Alignment Between Firms and Board Directors

Start-ups often struggle to acquire resources, establish their legitimacy, reach out to customers and suppliers, and even recruit employees. Tatevik Harutyunyan´s thesis examines the relationship between board of directors and the start-ups they are serving. On Tuesday 14 June 2022 she will defend her thesis for the PhD degree at NHH.
PhD Defense

30 May 2022 14:31

Alignment Between Firms and Board Directors

On Tuesday 14 June 2022 Tatevik Harutyunyan will hold a trial lecture on a prescribed topic and defend her thesis for the PhD degree at NHH.

Prescribed topic for the trial lecture:

«How do Founders Grow their New Ventures?»

Trial lecture:

10:15, AUD M, NHH

Title of the thesis:

«Alignment Between Firms and Board Directors: Implications for New Ventures»

Summary:

Start-ups often struggle to acquire resources, establish their legitimacy, reach out to customers and suppliers, and even recruit employees. This thesis consists of three studies, each of them examining the relationship between board of directors and the start-ups they are serving.

The first study examines and offers novel insights into how board directors’ experiences affect the start-up growth. Together with co-authors, Harutyunyan finds that board directors who do not have any other roles in the start-up and have work experience from the same industry as the start-up facilitate the start-up growth. This benefit that follows from such work experience is even greater for start-ups that are surrounded by an unstable industrial environment.

Tatevik Harutyunyan, PhD Candidate at the Department of Strategy and Management, NHH.
Tatevik Harutyunyan, PhD Candidate at the Department of Strategy and Management, NHH.

In the second study, Harutyunyan investigates if and how a board director sitting on the boards of multiple firms can affect the start-up growth. She finds that start-ups with such directors do demonstrate higher growth than start-ups without such directors. Board directors can be important in shaping the organizational outcomes of new ventures; therefore, instances of director exit are also vital to examine. In the final study of this thesis, the authors examine which firm they are most likely to leave if they sit on the boards of multiple firms. The evidence shows: The most different firm from the other firms where the board director serves. With more experience of serving at diverse firms, it becomes less likely that they leave from the “outlier” firms.

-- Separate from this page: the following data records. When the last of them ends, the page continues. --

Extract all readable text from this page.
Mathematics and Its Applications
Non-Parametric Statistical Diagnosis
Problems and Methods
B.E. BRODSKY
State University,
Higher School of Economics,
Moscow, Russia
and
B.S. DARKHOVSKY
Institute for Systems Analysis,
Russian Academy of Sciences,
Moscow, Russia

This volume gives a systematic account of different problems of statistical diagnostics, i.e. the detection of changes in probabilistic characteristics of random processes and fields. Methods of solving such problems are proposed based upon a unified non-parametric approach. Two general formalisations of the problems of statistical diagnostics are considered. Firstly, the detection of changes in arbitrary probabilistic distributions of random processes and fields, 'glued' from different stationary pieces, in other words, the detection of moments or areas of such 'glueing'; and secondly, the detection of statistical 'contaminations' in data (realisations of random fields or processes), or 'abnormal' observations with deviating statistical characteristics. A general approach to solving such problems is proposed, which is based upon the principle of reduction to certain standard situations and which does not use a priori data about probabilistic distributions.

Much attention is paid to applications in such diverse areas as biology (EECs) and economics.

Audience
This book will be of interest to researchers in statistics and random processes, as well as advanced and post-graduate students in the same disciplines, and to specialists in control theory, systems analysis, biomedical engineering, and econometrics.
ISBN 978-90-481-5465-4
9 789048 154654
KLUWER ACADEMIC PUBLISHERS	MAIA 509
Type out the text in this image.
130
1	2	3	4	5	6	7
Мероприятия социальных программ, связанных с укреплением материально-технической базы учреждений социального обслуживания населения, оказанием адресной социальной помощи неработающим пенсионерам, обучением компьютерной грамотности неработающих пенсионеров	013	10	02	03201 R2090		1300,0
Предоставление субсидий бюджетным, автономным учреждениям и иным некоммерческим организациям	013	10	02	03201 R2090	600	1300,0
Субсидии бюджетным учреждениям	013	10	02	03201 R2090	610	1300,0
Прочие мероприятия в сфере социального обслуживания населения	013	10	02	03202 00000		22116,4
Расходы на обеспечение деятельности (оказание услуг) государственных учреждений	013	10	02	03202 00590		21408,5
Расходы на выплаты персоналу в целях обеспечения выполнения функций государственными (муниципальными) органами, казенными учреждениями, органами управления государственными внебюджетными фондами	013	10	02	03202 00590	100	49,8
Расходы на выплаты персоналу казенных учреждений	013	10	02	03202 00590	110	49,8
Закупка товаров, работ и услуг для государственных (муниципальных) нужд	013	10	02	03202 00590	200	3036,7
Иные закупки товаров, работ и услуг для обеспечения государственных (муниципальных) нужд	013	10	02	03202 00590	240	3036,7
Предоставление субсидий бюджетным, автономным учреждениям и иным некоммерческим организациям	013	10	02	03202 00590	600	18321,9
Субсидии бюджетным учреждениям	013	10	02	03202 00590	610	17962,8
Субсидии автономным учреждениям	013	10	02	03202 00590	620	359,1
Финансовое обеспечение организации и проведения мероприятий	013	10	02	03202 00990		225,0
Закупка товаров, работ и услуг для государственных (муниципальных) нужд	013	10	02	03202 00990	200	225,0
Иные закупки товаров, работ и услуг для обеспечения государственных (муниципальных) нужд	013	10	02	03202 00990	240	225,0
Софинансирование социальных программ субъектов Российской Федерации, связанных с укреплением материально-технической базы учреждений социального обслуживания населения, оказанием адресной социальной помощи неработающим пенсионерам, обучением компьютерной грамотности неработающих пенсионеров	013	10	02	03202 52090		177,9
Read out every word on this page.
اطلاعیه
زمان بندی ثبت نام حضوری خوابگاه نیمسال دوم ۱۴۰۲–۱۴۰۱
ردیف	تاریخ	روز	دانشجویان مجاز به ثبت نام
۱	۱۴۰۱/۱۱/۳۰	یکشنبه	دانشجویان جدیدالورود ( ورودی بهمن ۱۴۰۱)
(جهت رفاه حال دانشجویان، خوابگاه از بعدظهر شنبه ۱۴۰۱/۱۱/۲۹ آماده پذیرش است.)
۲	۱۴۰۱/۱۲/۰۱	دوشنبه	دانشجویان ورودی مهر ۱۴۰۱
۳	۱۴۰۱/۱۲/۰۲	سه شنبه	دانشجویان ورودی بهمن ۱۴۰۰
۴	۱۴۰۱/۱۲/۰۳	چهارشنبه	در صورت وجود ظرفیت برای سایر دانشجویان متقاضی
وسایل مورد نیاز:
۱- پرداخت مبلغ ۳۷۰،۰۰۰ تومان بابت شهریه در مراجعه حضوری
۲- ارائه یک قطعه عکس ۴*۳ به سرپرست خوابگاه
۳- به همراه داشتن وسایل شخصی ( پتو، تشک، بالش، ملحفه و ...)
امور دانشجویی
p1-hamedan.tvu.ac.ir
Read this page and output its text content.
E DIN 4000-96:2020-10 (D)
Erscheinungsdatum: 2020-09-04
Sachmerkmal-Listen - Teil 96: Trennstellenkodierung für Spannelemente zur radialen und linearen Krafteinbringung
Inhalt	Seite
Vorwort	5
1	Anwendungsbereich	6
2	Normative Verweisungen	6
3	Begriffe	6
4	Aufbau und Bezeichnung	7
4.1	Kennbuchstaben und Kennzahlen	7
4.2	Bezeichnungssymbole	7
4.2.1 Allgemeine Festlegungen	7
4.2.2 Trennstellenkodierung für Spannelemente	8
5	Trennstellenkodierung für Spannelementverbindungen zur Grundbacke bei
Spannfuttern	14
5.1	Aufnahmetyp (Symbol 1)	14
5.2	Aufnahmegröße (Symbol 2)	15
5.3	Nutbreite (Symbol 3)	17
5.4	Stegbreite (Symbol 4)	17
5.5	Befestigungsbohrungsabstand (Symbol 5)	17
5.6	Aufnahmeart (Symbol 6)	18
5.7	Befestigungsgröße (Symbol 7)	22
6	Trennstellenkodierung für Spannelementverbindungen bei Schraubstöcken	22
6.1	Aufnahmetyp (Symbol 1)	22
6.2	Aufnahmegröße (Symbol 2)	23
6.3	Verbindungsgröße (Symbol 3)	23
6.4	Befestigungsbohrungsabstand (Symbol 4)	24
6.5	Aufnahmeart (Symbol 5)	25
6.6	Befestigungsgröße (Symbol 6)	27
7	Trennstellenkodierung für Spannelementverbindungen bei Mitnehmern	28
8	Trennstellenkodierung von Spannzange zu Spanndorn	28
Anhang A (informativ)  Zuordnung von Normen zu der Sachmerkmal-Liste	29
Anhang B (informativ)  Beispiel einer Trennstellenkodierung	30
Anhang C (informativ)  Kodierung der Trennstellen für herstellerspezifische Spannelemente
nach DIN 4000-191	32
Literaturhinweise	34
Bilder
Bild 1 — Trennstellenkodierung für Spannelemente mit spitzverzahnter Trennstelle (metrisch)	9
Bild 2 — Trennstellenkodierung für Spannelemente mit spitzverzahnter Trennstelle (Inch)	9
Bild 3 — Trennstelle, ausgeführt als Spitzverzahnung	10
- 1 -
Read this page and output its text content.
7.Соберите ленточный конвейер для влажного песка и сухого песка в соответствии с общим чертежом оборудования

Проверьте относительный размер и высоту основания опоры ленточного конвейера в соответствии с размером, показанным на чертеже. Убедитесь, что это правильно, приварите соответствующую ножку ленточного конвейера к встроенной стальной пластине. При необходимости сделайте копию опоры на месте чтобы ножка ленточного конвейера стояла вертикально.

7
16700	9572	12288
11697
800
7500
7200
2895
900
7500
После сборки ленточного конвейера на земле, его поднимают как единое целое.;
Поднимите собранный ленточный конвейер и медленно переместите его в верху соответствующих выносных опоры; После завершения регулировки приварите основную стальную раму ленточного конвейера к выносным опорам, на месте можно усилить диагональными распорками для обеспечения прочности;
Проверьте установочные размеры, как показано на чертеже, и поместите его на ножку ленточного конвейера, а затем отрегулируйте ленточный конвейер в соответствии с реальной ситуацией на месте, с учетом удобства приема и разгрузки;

Overall, based on the analyses of data on all the Norwegian firms and residents, this research offers insights on how start-ups can strategically work with their boards of directors to achieve growth.

Defense:

12:15, AUD M, NHH

Members of the evaluation committee:

Professor Michael Slavensky Dahl (leader of the committee), Aalborg University Business School

Professor Kristina Nyström, KTH Royal Institute of Technology, Stockholm

Associate professor Mirjam Knockaert, Ghent University

Supervisor:

Professor Bram Timmermans, Department of Strategy and Management, NHH

The trial lecture and thesis defense will be open to the public.